George Washington is famous for inventing the quarter, the one dollar bill and America; for chopping down a cherry tree and thus sparking a centuries-long war of revenge against America; for imbibing a radioactive jug of corn whiskey and cider to grow seventy stories tall and then swimming bareback across the Atlantic in order to arm wrestle King George III for control of the thirteen American colonies; for dying at the hands of George Washington Carver; for having robot simulacrums rampage through Disneyworld; and for having incredibly large, phallic monuments erected in his memory.
As a farmer, Washington introduced the mule to America. He also grew marijuana but didn’t have to hide it under a camouflage net: historians claim that at the time, the crop was grown mainly for its industrial use as hemp and to help stabilize soil, and that it wouldn’t be until many years after Washington that the recreational and illegal use of the plant became popular. We all know the truth, however: Washington was down with the ganj.
Washington is the only President to win a unanimous vote of the Electoral College (in the election of 1820 James Monroe won all but one of the Electoral votes).
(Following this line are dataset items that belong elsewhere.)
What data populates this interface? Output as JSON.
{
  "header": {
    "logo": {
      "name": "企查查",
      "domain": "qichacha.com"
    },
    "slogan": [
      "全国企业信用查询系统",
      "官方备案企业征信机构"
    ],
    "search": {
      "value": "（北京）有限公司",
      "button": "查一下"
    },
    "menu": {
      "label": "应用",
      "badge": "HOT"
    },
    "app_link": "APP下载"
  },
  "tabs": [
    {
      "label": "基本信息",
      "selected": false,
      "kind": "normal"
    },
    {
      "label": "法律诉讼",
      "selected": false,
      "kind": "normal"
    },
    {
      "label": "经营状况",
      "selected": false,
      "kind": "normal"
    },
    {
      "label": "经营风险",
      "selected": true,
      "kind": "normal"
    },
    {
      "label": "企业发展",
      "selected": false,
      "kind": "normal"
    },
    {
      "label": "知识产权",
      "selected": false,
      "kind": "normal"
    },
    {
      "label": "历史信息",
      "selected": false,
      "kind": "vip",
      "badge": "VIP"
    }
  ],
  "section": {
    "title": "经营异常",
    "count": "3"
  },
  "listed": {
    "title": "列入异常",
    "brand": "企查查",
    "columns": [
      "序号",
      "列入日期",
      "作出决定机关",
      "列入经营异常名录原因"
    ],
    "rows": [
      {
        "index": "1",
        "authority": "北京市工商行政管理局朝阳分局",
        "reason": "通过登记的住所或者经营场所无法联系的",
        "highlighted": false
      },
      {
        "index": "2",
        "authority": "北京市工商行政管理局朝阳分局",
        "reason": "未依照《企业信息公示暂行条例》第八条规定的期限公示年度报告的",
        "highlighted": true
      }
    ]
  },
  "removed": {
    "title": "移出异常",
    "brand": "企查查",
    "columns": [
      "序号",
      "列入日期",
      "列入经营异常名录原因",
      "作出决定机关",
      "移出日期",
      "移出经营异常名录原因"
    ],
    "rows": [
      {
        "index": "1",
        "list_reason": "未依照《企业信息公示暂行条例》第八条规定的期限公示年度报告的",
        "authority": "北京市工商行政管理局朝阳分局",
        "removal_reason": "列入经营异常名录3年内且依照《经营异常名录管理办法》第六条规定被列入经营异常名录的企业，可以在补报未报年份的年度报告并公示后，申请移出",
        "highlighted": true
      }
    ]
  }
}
He was also the first mason to serve as President.
In sharp contrast to William Henry “I don’t know well enough to wear a coat in the rain while giving the longest inaugural address in history” Harrison, Washington’s second inaugural address was the shortest ever delivered: 135 words (compared to Harrison’s 8,443 words).
Washington is the highest ranked person in the army, ever, and always will be. On January 19, 1976, as part of America’s bicentennial celebration, a joint congressional resolution, signed into law by President Ford, posthumously promoted Washington to the grade of General of the Armies of the United States and stated that this grade has rank and precedence over all other grades of the Army, past or present.